Übertragen auf heute müsste der Zins in den USA bei über 10% und in Deutschland bei über 9% liegen. Dies wird jedoch nicht passieren. Die weltweite Gesamtverschuldung, also neben den Staatschulden auch die Schulden von Unternehmen, Privaten Haushalten und dem Finanzsektor, hat inzwischen rekordhohe 355% des weltweiten Volkseinkommens erreicht. Die britische Wirtschaftszeitung The Economist hat berechnet, dass ein Anstieg des weltweiten Zinsniveaus um nur 2%-Punkte die weltweite Zinsbelastung von 9% auf untragbare 18% des weltweiten Volkseinkommens erhöhen würde. Eine massive Rezession und Schuldenkrise wären die zwangsläufige Folge (Quelle: Handelsblatt, 11.2.2022). Das wissen auch die Zentralbanken, die genau deshalb die Zinsen nur ganz vorsichtig anheben.
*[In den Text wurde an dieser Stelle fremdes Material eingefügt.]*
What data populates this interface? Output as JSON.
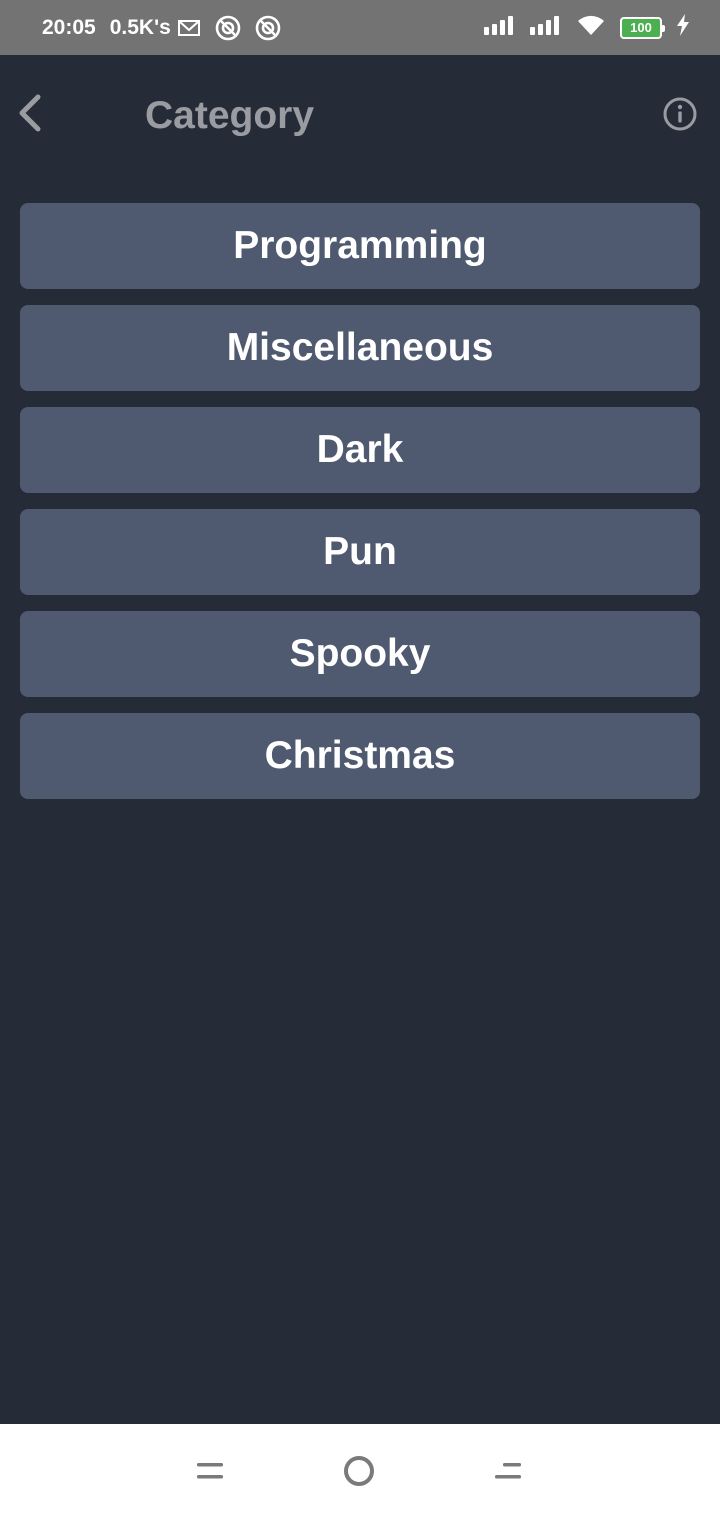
{
  "status_bar": {
    "time": "20:05",
    "net_speed": "0.5K's",
    "battery_level": "100",
    "icons": [
      "gmail-icon",
      "notification-icon",
      "notification-icon",
      "signal-icon",
      "signal-icon",
      "wifi-icon",
      "battery-icon",
      "charging-icon"
    ]
  },
  "app_bar": {
    "title": "Category",
    "back_icon": "chevron-left-icon",
    "info_icon": "info-icon"
  },
  "categories": [
    {
      "label": "Programming"
    },
    {
      "label": "Miscellaneous"
    },
    {
      "label": "Dark"
    },
    {
      "label": "Pun"
    },
    {
      "label": "Spooky"
    },
    {
      "label": "Christmas"
    }
  ],
  "nav_bar": {
    "icons": [
      "menu-icon",
      "home-icon",
      "back-icon"
    ]
  },
  "colors": {
    "background": "#262b38",
    "button": "#4f596f",
    "status_bar": "#737373",
    "title": "#9a9ca2",
    "battery": "#4caf50"
  }
}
Entsprechend ist auch die Rezessionsgefahr in den USA weiterhin niedrig. Erst wenn die 1-jährigen Zinsen über die 10-jährigen steigen, gibt es – mit einer Ausnahme in den 60er Jahren – nach durchschnittlich 13 Monaten eine Rezession.
Fazit für Aktien
In einem Umfeld hoher Inflationsraten können die Firmengewinne durchaus weiter ansteigen. Wenn die Zinsen wie in den 70er Jahren auf ein Niveau über den Inflationsraten ansteigen, wird die Aktienperformance niedrig oder negativ sein. Da wir jedoch angesichts der hohen globalen Verschuldung sicher sind, dass die Zinsen auch nicht annähernd die Inflationsraten erreichen werden, bleibt der Ausblick für Aktien mit Ertragserwartungen im mittleren bis oberen einstelligen Bereich positiv.
Gold
Der Goldpreis ist in den 70er Jahren bei hoher Inflation stark gestiegen, obwohl die Zinsen am Ende dieses Zeitraums überall zweistellig waren. Im heutigen Umfeld mit Zinsen weit unterhalb der Inflationsraten wird Gold in den nächsten 10 Jahren erneut hohe Erträge erzielen können. Trotz Krieg und Corona bleiben Sachwerte attraktiv, weil der Inflationsbekämpfung durch Zinserhöhungen enge Grenzen aufgrund hoher Staatsverschuldung gesetzt sind.